El insulto como política exterior
Lo más jugoso de la escena es el formato. No hay carta diplomática, no hay comparecencia, no hay debate, no hay nada que se parezca a un adulto al mando. Hay tuit, hay adjetivo y hay apodo. El insulto se ha convertido en la nota verbal de la nueva diplomacia: breve, viral, sin obligación de demostrar nada, con la ventaja de que el público ya viene entrenado para aplaudir como foca de acuario. Y así, en vez de discutir si las cinco medidas son sensatas, viables, constitucionales, técnicas o un castillo de arena hecho con saliva, nos ponemos a discutir si “tirano” es un exceso, si “fascista” es un comodín, y si el emoji de turno es una genialidad o una vergüenza. Spoiler: es una vergüenza, pero una vergüenza rentable, y en 2026 lo rentable se perdona, se aplaude y se comparte.
Porque el insulto no busca convencer, busca marcar territorio. Es el aullido del macho alfa digital: “este corral es mío”. Y el corral, recordémoslo, no es pequeño: es el espacio donde se forman opiniones, se encienden odios, se apagan matices y se decide qué tema vive y cuál muere por asfixia. El algoritmo, ese sacerdote sin sotana y sin confesionario, bendice lo que genera reacción. Y el insulto genera reacción como el fuego genera humo. La memocracia no premia la razón, premia el golpe en la mesa, el chillido, el colmillo.
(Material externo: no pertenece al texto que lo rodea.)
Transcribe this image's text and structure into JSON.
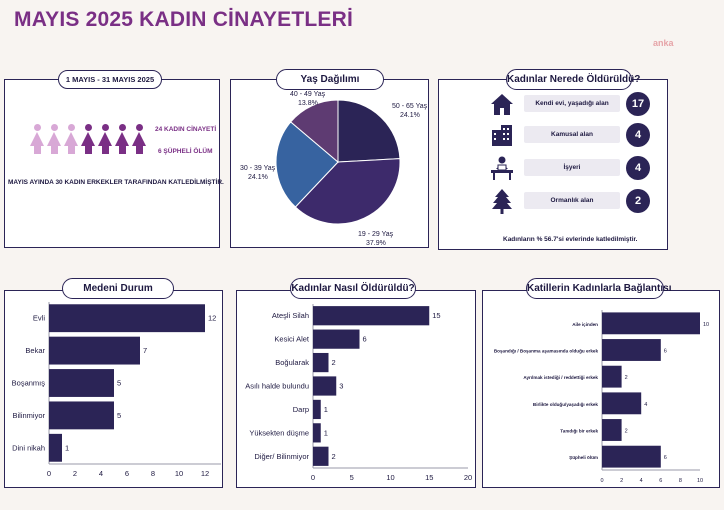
{
  "page_title": "MAYIS 2025 KADIN CİNAYETLERİ",
  "logo_text": "anka",
  "summary": {
    "pill": "1 MAYIS - 31 MAYIS 2025",
    "stat1": "24 KADIN CİNAYETİ",
    "stat2": "6 ŞÜPHELİ ÖLÜM",
    "footer": "MAYIS AYINDA 30 KADIN ERKEKLER TARAFINDAN KATLEDİLMİŞTİR.",
    "figures": [
      {
        "color": "#d8a8d6",
        "count": 3
      },
      {
        "color": "#7a2f85",
        "count": 4
      }
    ]
  },
  "location": {
    "pill": "Kadınlar Nerede Öldürüldü?",
    "items": [
      {
        "icon": "house-icon",
        "label": "Kendi evi, yaşadığı alan",
        "value": "17"
      },
      {
        "icon": "building-icon",
        "label": "Kamusal alan",
        "value": "4"
      },
      {
        "icon": "office-worker-icon",
        "label": "İşyeri",
        "value": "4"
      },
      {
        "icon": "tree-icon",
        "label": "Ormanlık alan",
        "value": "2"
      }
    ],
    "footer": "Kadınların % 56.7'si evlerinde katledilmiştir."
  },
  "chart_data": [
    {
      "type": "pie",
      "title": "Yaş Dağılımı",
      "categories": [
        "50 - 65 Yaş",
        "19 - 29 Yaş",
        "30 - 39 Yaş",
        "40 - 49 Yaş"
      ],
      "values": [
        24.1,
        37.9,
        24.1,
        13.8
      ],
      "labels": [
        "24.1%",
        "37.9%",
        "24.1%",
        "13.8%"
      ],
      "colors": [
        "#2b2456",
        "#3d2a6b",
        "#3763a0",
        "#5e3b72"
      ]
    },
    {
      "type": "bar",
      "orientation": "horizontal",
      "title": "Medeni Durum",
      "categories": [
        "Evli",
        "Bekar",
        "Boşanmış",
        "Bilinmiyor",
        "Dini nikah"
      ],
      "values": [
        12,
        7,
        5,
        5,
        1
      ],
      "xlim": [
        0,
        14
      ],
      "ticks": [
        0,
        2,
        4,
        6,
        8,
        10,
        12
      ],
      "grid": false
    },
    {
      "type": "bar",
      "orientation": "horizontal",
      "title": "Kadınlar Nasıl Öldürüldü?",
      "categories": [
        "Ateşli Silah",
        "Kesici Alet",
        "Boğularak",
        "Asılı halde bulundu",
        "Darp",
        "Yüksekten düşme",
        "Diğer/ Bilinmiyor"
      ],
      "values": [
        15,
        6,
        2,
        3,
        1,
        1,
        2
      ],
      "xlim": [
        0,
        20
      ],
      "ticks": [
        0,
        5,
        10,
        15,
        20
      ],
      "grid": false
    },
    {
      "type": "bar",
      "orientation": "horizontal",
      "title": "Katillerin Kadınlarla Bağlantısı",
      "categories": [
        "Aile içinden",
        "Boşandığı / Boşanma aşamasında olduğu erkek",
        "Ayrılmak istediği / reddettiği erkek",
        "Birlikte olduğu/yaşadığı erkek",
        "Tanıdığı bir erkek",
        "Şüpheli ölüm"
      ],
      "values": [
        10,
        6,
        2,
        4,
        2,
        6
      ],
      "xlim": [
        0,
        10
      ],
      "ticks": [
        0,
        2,
        4,
        6,
        8,
        10
      ],
      "grid": false
    }
  ]
}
Premia la mierda bien servida, ya venga con sello gubernamental o con marca registrada de Silicon Valley.
La pregunta que nadie quiere responder
Al final, la cuestión es vulgar y enorme: ¿quién manda aquí? El Estado dice “yo”, porque hay leyes y soberanía, y también porque le encanta mandar, como a todo Estado que se precie. La plataforma dice “yo”, porque tiene el altavoz, el dato, el hábito y la dopamina en nómina. Y el usuario, que debería ser el centro, suele ser el combustible: atención a cambio de entretenimiento, privacidad a cambio de comodidad, indignación a cambio de pertenecer a una tribu. La misma operación de siempre, pero con más pantallas y menos vergüenza.
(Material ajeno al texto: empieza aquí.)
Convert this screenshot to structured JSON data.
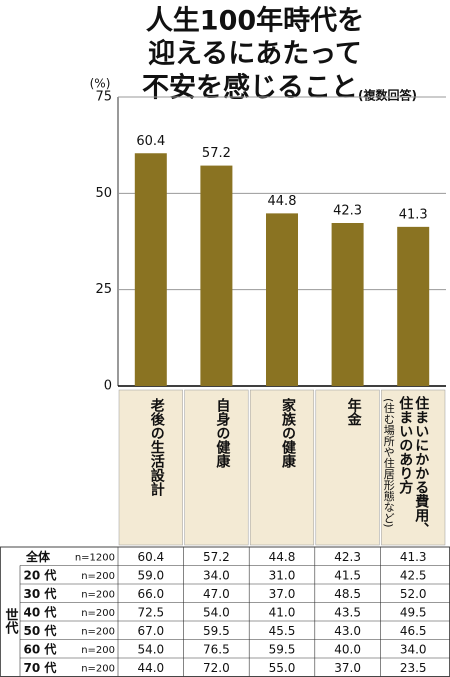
{
  "chart_data": {
    "type": "bar",
    "title": [
      "人生100年時代を",
      "迎えるにあたって",
      "不安を感じること"
    ],
    "subtitle": "(複数回答)",
    "y_label": "(%)",
    "categories": [
      "老後の生活設計",
      "自身の健康",
      "家族の健康",
      "年金",
      "住まいにかかる費用、住まいのあり方"
    ],
    "category_note": "(住む場所や住居形態など)",
    "values": [
      60.4,
      57.2,
      44.8,
      42.3,
      41.3
    ],
    "color": "#8a7322",
    "ylim": [
      0,
      75
    ],
    "yticks": [
      0,
      25,
      50,
      75
    ],
    "grid": true
  },
  "table": {
    "group_label": "世代",
    "rows": [
      [
        "全体",
        "n=1200",
        "60.4",
        "57.2",
        "44.8",
        "42.3",
        "41.3"
      ],
      [
        "20 代",
        "n=200",
        "59.0",
        "34.0",
        "31.0",
        "41.5",
        "42.5"
      ],
      [
        "30 代",
        "n=200",
        "66.0",
        "47.0",
        "37.0",
        "48.5",
        "52.0"
      ],
      [
        "40 代",
        "n=200",
        "72.5",
        "54.0",
        "41.0",
        "43.5",
        "49.5"
      ],
      [
        "50 代",
        "n=200",
        "67.0",
        "59.5",
        "45.5",
        "43.0",
        "46.5"
      ],
      [
        "60 代",
        "n=200",
        "54.0",
        "76.5",
        "59.5",
        "40.0",
        "34.0"
      ],
      [
        "70 代",
        "n=200",
        "44.0",
        "72.0",
        "55.0",
        "37.0",
        "23.5"
      ]
    ]
  }
}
¿Y la verdad incómoda? Que aquí no hay santos. Ni Eloncio es un paladín de la libertad, ni el Perro es un cruzado de la higiene democrática. Ambos son, en esencia, mierda pura con distinta denominación de origen: el primero, mierda de plutocracia tecnológica, envuelta en épica libertaria cuando le tocan el bolsillo; el segundo, mierda de bobierno performativo, envuelta en paternalismo moral cuando le conviene el titular. Uno vende el megáfono, el otro vende el sermón. Y los dos se dan palmadas en la cara para salir en portada, mientras tú pagas el ruido con tu tiempo, tu paciencia y tu salud mental.
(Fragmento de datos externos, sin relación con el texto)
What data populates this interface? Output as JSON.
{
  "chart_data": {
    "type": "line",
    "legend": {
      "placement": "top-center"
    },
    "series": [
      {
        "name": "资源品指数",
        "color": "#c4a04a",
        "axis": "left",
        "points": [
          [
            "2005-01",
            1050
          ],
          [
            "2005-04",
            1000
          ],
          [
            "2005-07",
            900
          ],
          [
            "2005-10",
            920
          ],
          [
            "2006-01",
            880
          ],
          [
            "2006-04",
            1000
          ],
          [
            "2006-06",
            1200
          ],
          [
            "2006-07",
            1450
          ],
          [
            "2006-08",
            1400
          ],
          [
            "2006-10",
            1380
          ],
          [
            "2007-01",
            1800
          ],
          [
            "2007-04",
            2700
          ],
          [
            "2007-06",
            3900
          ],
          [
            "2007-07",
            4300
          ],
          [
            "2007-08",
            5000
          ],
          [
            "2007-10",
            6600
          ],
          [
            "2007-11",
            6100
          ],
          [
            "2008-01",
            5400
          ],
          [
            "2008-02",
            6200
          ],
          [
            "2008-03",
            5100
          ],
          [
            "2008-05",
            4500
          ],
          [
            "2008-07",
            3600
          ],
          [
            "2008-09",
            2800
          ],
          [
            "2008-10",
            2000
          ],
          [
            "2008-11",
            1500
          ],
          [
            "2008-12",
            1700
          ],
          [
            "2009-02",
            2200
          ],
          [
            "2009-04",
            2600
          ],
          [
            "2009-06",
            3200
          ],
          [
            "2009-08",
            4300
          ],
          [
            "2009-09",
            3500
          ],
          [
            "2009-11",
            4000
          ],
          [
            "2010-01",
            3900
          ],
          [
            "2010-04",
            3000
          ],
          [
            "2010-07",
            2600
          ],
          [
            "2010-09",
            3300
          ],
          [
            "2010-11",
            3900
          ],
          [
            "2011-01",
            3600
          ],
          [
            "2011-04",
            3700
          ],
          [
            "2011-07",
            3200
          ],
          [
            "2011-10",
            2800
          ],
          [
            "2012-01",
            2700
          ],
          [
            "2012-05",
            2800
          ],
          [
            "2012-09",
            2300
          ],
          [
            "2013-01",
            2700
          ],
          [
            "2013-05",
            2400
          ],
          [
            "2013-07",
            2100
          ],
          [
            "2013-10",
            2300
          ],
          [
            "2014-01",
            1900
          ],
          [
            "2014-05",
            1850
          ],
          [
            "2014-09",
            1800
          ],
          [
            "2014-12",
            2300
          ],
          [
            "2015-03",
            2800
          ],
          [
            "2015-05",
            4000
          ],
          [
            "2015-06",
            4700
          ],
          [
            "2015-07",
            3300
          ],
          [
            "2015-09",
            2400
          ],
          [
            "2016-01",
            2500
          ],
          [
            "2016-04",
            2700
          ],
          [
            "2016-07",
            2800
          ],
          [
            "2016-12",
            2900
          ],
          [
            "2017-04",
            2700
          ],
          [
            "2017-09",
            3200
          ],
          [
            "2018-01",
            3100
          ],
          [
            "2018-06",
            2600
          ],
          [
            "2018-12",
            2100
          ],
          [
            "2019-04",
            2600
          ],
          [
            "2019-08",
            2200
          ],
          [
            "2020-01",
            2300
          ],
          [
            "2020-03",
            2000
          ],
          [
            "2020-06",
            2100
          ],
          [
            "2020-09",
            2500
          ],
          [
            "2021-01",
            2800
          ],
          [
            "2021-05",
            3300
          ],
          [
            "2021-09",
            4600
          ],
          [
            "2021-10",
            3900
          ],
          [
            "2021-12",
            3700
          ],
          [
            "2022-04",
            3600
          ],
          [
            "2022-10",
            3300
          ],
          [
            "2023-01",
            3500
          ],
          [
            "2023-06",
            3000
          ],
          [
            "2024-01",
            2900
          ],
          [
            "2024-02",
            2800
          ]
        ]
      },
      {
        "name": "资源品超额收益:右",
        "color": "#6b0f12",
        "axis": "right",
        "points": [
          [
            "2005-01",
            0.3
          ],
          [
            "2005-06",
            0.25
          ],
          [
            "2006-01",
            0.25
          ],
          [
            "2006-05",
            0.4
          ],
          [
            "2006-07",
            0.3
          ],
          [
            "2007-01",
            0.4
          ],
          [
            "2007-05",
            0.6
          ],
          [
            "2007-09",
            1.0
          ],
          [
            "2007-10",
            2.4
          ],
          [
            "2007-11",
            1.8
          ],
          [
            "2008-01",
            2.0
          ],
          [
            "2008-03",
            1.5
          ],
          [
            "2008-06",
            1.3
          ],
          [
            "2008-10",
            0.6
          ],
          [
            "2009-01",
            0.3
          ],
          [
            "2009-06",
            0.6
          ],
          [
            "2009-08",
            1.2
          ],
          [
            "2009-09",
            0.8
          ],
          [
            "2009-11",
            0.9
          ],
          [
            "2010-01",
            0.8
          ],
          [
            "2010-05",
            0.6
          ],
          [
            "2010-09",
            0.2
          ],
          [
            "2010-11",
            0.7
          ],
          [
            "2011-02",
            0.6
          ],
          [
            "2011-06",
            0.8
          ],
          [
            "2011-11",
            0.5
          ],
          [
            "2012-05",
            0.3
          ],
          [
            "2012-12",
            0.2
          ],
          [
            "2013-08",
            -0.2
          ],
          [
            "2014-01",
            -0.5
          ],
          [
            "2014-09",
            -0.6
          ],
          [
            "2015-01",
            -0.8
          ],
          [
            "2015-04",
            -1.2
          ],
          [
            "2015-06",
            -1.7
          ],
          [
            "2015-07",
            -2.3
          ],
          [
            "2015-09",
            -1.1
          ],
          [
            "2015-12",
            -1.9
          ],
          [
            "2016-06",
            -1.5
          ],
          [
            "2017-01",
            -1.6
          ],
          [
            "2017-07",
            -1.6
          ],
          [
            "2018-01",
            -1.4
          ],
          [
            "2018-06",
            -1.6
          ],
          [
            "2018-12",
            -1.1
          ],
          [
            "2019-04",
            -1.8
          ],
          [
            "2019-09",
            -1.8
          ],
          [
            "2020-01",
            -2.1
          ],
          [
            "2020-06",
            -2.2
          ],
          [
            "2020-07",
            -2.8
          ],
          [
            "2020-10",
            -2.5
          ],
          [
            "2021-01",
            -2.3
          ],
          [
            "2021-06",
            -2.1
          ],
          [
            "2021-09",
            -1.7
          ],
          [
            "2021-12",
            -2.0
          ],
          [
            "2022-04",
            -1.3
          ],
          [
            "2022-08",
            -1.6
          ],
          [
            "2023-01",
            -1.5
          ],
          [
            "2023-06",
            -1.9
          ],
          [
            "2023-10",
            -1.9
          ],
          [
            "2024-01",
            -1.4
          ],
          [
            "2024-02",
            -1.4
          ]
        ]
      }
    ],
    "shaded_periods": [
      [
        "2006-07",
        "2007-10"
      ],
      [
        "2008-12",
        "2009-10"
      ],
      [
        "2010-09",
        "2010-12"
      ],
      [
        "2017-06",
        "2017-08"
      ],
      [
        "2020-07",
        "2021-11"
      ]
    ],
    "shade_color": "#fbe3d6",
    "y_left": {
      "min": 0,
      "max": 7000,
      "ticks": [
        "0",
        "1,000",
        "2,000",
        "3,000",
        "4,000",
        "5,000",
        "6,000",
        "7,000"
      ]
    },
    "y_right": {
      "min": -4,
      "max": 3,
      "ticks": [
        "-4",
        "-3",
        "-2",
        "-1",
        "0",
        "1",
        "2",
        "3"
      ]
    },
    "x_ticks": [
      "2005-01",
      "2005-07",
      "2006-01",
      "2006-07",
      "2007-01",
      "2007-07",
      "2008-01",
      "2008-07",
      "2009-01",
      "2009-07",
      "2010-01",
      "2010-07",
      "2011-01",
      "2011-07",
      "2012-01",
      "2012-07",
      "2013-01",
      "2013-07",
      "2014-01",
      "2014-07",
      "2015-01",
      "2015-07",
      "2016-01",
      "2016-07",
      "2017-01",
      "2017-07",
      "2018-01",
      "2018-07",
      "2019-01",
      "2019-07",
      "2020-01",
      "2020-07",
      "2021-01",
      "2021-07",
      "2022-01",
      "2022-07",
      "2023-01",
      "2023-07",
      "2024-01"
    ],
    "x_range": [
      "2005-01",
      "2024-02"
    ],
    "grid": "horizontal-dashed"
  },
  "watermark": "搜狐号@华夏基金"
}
La solución no la da un tuit ni la da un insulto. Pasa por transparencia real sobre recomendaciones, auditorías independientes, obligaciones claras de moderación con garantías, cooperación contra delitos graves y herramientas que no traten al ciudadano como una rata en un laberinto de notificaciones. Y sí, educación digital, esa palabra que no gana elecciones porque no cabe en un eslogan. Pero es lo único que evita que cada generación llegue a lo que antes se conocía como Twitter y ahora señala el tesoro de un mapa como quien entra a un bar con barra libre y cero sentido del límite.
Mientras tanto, seguiremos en lo de siempre: el bobierno intentando parecer valiente, el magnate intentando parecer mártir, y la conversación pública convertida en una pelea de gallos con patrocinio. Solo que ahora los gallos tienen satélites, acciones en bolsa y un botón rojo que se llama “tendencia”. Y a la mierda, literalmente, la han ascendido a categoría política.